Exemple de check-list 48h :
✅ Je reconnais mes signaux (fatigue différente, douleurs, sommeil, humeur).
✅ Je regarde mon agenda et je supprime / déplace ce qui n’est pas vital.
✅ Je prévois 2 pauses supplémentaires dans la journée, même courtes.
✅ Je ressors les consignes de mon médecin et je surveille les signes d’alerte.
✅ Je sors mes repas « secours » (soupe, surgelés, conserves simples).
✅ Je réduis un peu les écrans / infos et je choisis une activité réconfortante.
✅ Je préviens au moins une personne de confiance : « j’entre en phase poussée ».

Certaines équipes recommandent justement de préparer ce type de « flare toolkit » pour que la personne ne se sente plus totalement démunie quand les symptômes montent.

Comment Terrain Rebel peut t’aider sur ce sujet

Dans Terrain Rebel, je ne te donne pas une check-list toute faite à appliquer. On construit ton plan 48h ensemble :

  • à partir de ta maladie, de tes symptômes,
  • de tes déclencheurs les plus fréquents,
  • de ta vie réelle (travail, famille, soutien, solitude…).

On regarde ensemble :

  • comment tu sais qu’une poussée arrive,
  • ce qui est le plus difficile à ce moment-là (douleur, peur, organisation),
  • et quels gestes concrets ont le meilleur rapport « effet / énergie dépensée » pour toi.

Toujours en complément de ton suivi médical, jamais à sa place.

Conclusion

Tu ne peux pas empêcher toutes les poussées maladie auto-immune.
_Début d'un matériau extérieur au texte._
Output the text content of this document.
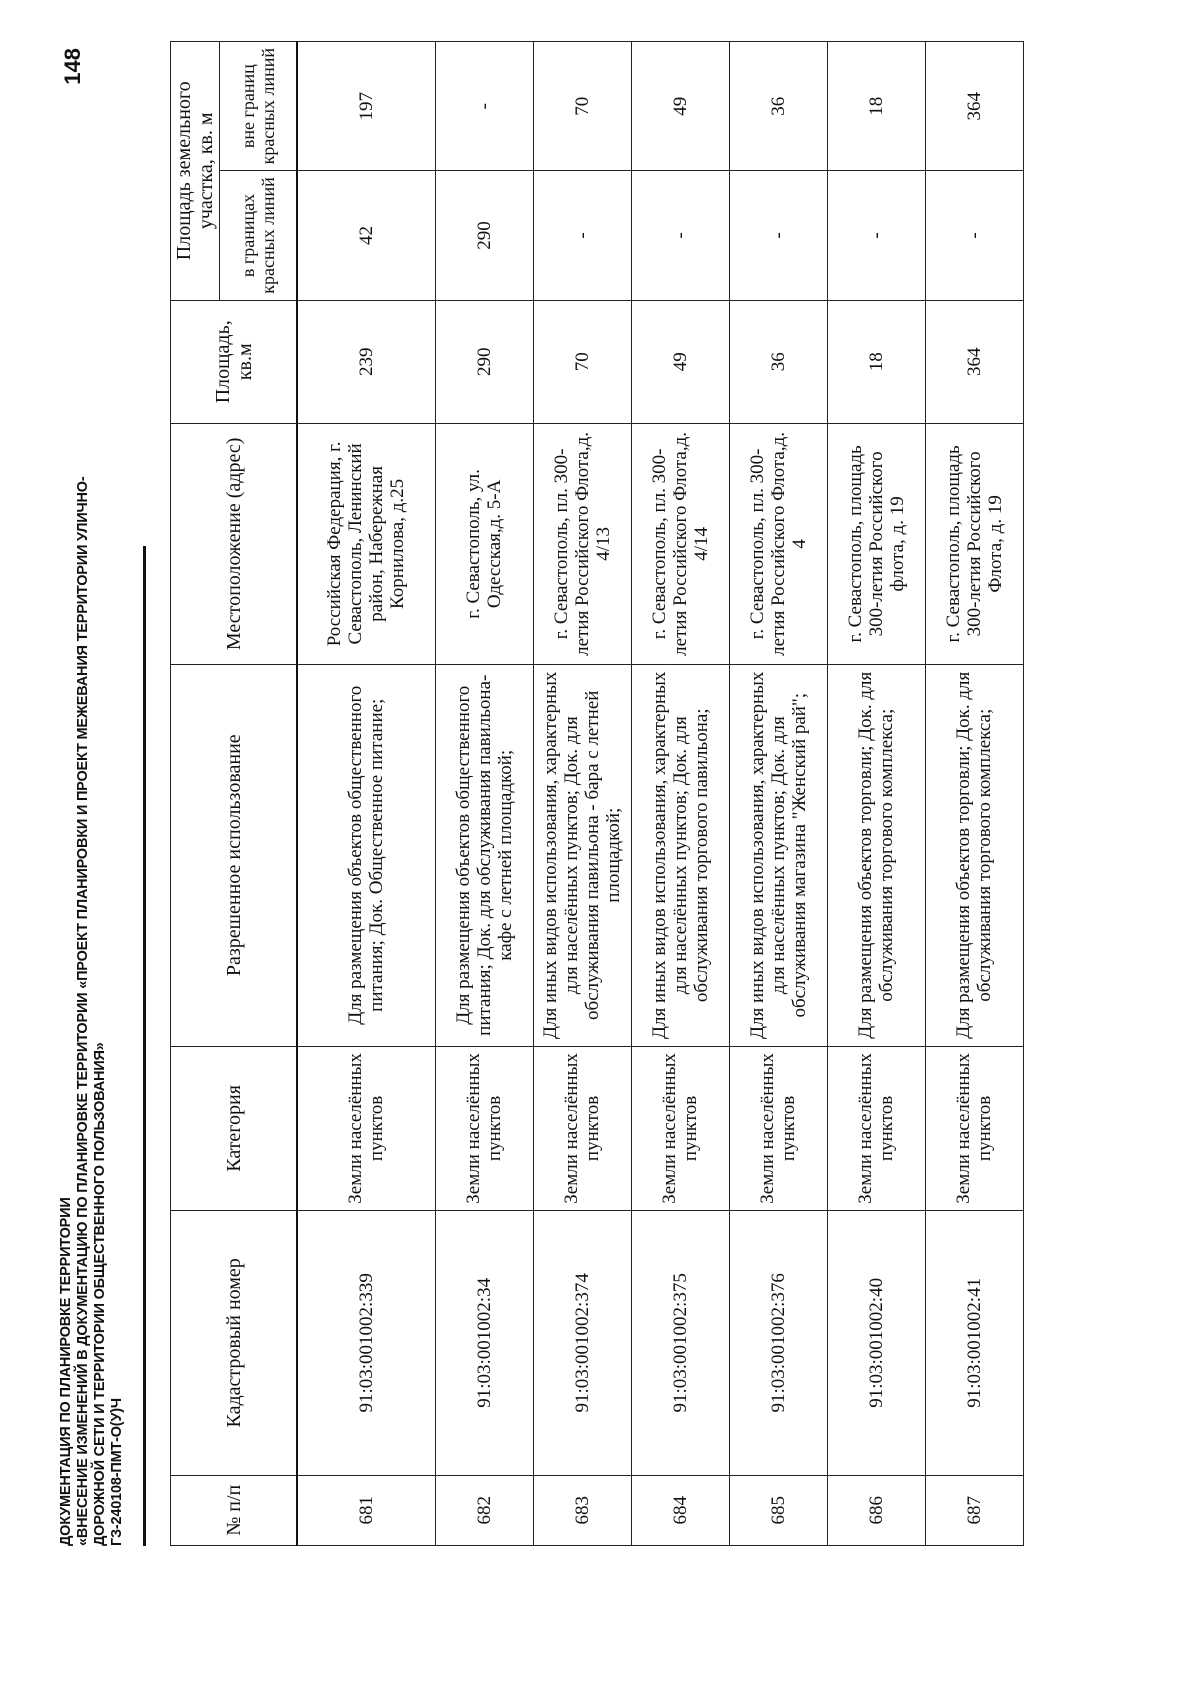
ДОКУМЕНТАЦИЯ ПО ПЛАНИРОВКЕ ТЕРРИТОРИИ «ВНЕСЕНИЕ ИЗМЕНЕНИЙ В ДОКУМЕНТАЦИЮ ПО ПЛАНИРОВКЕ ТЕРРИТОРИИ «ПРОЕКТ ПЛАНИРОВКИ И ПРОЕКТ МЕЖЕВАНИЯ ТЕРРИТОРИИ УЛИЧНО- ДОРОЖНОЙ СЕТИ И ТЕРРИТОРИИ ОБЩЕСТВЕННОГО ПОЛЬЗОВАНИЯ» ГЗ-240108-ПМТ-О(У)Ч
148
№ п/п	Кадастровый номер	Категория	Разрешенное использование	Местоположение (адрес)	Площадь, кв.м	Площадь земельного участка, кв. м	
						в границах красных линий	вне границ красных линий
681	91:03:001002:339	Земли населённых пунктов	Для размещения объектов общественного питания; Док. Общественное питание;	Российская Федерация, г. Севастополь, Ленинский район, Набережная Корнилова, д.25	239	42	197
682	91:03:001002:34	Земли населённых пунктов	Для размещения объектов общественного питания; Док. для обслуживания павильона-кафе с летней площадкой;	г. Севастополь, ул. Одесская,д. 5-А	290	290	-
683	91:03:001002:374	Земли населённых пунктов	Для иных видов использования, характерных для населённых пунктов; Док. для обслуживания павильона - бара с летней площадкой;	г. Севастополь, пл. 300-летия Российского Флота,д. 4/13	70	-	70
684	91:03:001002:375	Земли населённых пунктов	Для иных видов использования, характерных для населённых пунктов; Док. для обслуживания торгового павильона;	г. Севастополь, пл. 300-летия Российского Флота,д. 4/14	49	-	49
685	91:03:001002:376	Земли населённых пунктов	Для иных видов использования, характерных для населённых пунктов; Док. для обслуживания магазина "Женский рай";	г. Севастополь, пл. 300-летия Российского Флота,д. 4	36	-	36
686	91:03:001002:40	Земли населённых пунктов	Для размещения объектов торговли; Док. для обслуживания торгового комплекса;	г. Севастополь, площадь 300-летия Российского флота, д. 19	18	-	18
687	91:03:001002:41	Земли населённых пунктов	Для размещения объектов торговли; Док. для обслуживания торгового комплекса;	г. Севастополь, площадь 300-летия Российского Флота, д. 19	364	-	364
Tu n’as pas raté quelque chose parce qu’une poussée arrive.

En revanche, tu peux :

  • reconnaître plus tôt les signes,
  • alléger un peu la route,
  • te préparer quelques appuis pour ne pas tout improviser à chaque fois.

Ce n’est pas du contrôle total. C’est de la protection de toi, à l’intérieur de quelque chose que tu n’as pas choisi.

FAQ

1. Comment savoir si une poussée arrive vraiment ?
Tu apprends à reconnaître tes signaux personnels : fatigue inhabituelle, douleurs qui changent, sommeil perturbé, irritabilité, sensation de « corps lourd ». Tenir un mini journal t’aide à identifier tes schémas récurrents.

2. Dois-je modifier mon traitement si je sens une poussée ?
Non. Tout ajustement de traitement (corticoïdes, immunosuppresseurs, etc.) relève strictement de ton médecin. Contacte-le si les symptômes s’aggravent ou si de nouveaux signes apparaissent.

3. Faut-il tout annuler dès que je sens une poussée ?
Pas systématiquement. Évalue ce qui est vraiment non négociable et ce qui peut être déplacé ou simplifié. L’objectif : préserver ton énergie sans culpabiliser.

4. L’alimentation peut-elle stopper une poussée en 48h ?
Non. Une alimentation simple et digestible soutient ton corps, mais elle ne remplace pas les traitements ni ne garantit l’arrêt d’une poussée. Priorise la facilité et le confort.

5. La naturopathie fonctionnelle remplace-t-elle le suivi médical en cas de poussée ?
Non. Elle complète ton parcours en t’aidant à gérer ton énergie, ton stress et tes routines, toujours en coordination avec ton médecin ou spécialiste.